Well, you might just be able to – okay not quite, but it’s still good news.

A new study shows that eating a little chocolate on a regular basis might help you manage your weight. It sounds too good to be true, right?

Scientists from University of California asked 1000 men and women how much chocolate they ate in a week and how much they exercised in the same time period. Those who ate chocolate five times a week happened to have a lower Body Mass Index (BMI).

However, it’s important to note that the participants in this study were all of a healthy body weight and exercised regularly. Not quite a completely balanced study!

Too Good To Be True?

As exciting as this may sound, there are more loopholes in this study than anticipated. By measuring only active, healthy weight participants, it is hard to show if eating more chocolate actually leads to weight gain. What if you are one of those people who has chocolate every day, and as a result now have a higher BMI. You would not have been eligible for the study, which can really skew it’s results.

Also, the research nowhere proved that chocolate could help promote weight lose, however, it did raise a point that maybe a small treat every day, helps us maintain a balanced approach to what we eat.

What kind of chocolate?

Now before you get all bummed out, the good news is that, chocolate isn’t all that bad for you. If you exercise regularly – three-four days a week – and 85 percent of your diet constitutes of healthy food groups, then a piece of chocolate here and there is more than okay!

Although, you have to be careful with the kind of chocolate you consume because there are some bad ones out there.

Dark Chocolate: The obvious and the best choice out there, dark chocolate is full of antioxidants that help lower stress levels, inhibit blood clotting and lower blood pressure. Go for 70 percent and above, when shopping for dark chocolate.

Milk Chocolate: Not a wise man’s pick, milk chocolate is rich in dairy fat and sugar, resulting in providing very little benefits this sweet stuff is capable of. When eating this, limit yourself to maximum two-four small squares, a week.

White Chocolate: Don’t even go here, that is all I have to say for this variety of chocolate. White chocolate has close to zero benefits for your body; you’re better off drinking liquid sugar (but please don’t do that!)

How much can you consume?

This is a very personal decision, as it entirely depends on how much self-control and willpower you have. If you’re like me and can look at a huge block of chocolate and eat only one square of it, you’re on the right path.
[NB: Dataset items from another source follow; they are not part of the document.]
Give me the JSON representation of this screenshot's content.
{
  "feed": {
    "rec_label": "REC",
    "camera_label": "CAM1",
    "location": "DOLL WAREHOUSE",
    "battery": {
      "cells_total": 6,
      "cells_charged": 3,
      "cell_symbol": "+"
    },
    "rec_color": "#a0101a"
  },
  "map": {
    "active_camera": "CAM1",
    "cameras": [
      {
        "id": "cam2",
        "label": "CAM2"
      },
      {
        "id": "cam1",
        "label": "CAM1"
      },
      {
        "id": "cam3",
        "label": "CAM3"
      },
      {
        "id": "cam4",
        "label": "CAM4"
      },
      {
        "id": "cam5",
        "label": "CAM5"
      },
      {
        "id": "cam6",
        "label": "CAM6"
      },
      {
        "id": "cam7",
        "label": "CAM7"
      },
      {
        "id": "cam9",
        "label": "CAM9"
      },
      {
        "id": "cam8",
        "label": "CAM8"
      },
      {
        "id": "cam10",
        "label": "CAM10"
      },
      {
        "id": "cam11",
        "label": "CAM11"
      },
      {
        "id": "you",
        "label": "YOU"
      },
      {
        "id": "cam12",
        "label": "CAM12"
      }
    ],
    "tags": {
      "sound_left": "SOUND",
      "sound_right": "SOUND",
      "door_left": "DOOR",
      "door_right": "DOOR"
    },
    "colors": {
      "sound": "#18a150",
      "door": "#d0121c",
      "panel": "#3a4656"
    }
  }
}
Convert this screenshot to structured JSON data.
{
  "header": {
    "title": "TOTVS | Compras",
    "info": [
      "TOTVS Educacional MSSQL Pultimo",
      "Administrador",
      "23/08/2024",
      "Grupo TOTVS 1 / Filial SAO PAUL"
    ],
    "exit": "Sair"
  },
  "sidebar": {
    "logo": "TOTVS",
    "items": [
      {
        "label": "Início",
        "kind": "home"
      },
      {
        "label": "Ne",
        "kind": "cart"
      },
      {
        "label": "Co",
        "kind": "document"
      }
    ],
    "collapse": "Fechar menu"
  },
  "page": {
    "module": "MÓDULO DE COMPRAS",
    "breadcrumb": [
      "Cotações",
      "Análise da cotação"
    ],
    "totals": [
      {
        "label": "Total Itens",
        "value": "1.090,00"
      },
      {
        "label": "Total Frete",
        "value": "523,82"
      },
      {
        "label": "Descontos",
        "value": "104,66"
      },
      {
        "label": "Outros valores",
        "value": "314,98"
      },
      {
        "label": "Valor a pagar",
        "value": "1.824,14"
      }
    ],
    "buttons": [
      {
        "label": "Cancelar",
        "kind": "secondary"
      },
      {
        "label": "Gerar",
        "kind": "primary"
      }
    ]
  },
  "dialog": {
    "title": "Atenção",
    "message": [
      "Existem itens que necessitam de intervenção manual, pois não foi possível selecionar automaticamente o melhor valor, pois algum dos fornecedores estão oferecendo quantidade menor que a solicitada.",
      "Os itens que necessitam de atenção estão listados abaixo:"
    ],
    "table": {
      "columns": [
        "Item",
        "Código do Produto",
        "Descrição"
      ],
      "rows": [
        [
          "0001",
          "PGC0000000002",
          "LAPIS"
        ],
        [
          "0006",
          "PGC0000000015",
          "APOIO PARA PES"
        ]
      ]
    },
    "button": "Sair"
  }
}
But if you are a self-proclaimed “chocoholic” and can’t stop at one or two squares, then an intervention is definitely called for.

Similar to the participants in the study mentioned above, if you exercise on a very regular basis and consider yourself fit, then eating a small square of dark chocolate will prove to be very beneficial for you. But if you can’t count the number of chocolate bars you’ve consumed in a week, you know you’re on a very wrong path.

How much chocolate do you eat per week? Have you ever kept track? Do you think it’ll help you lose weight?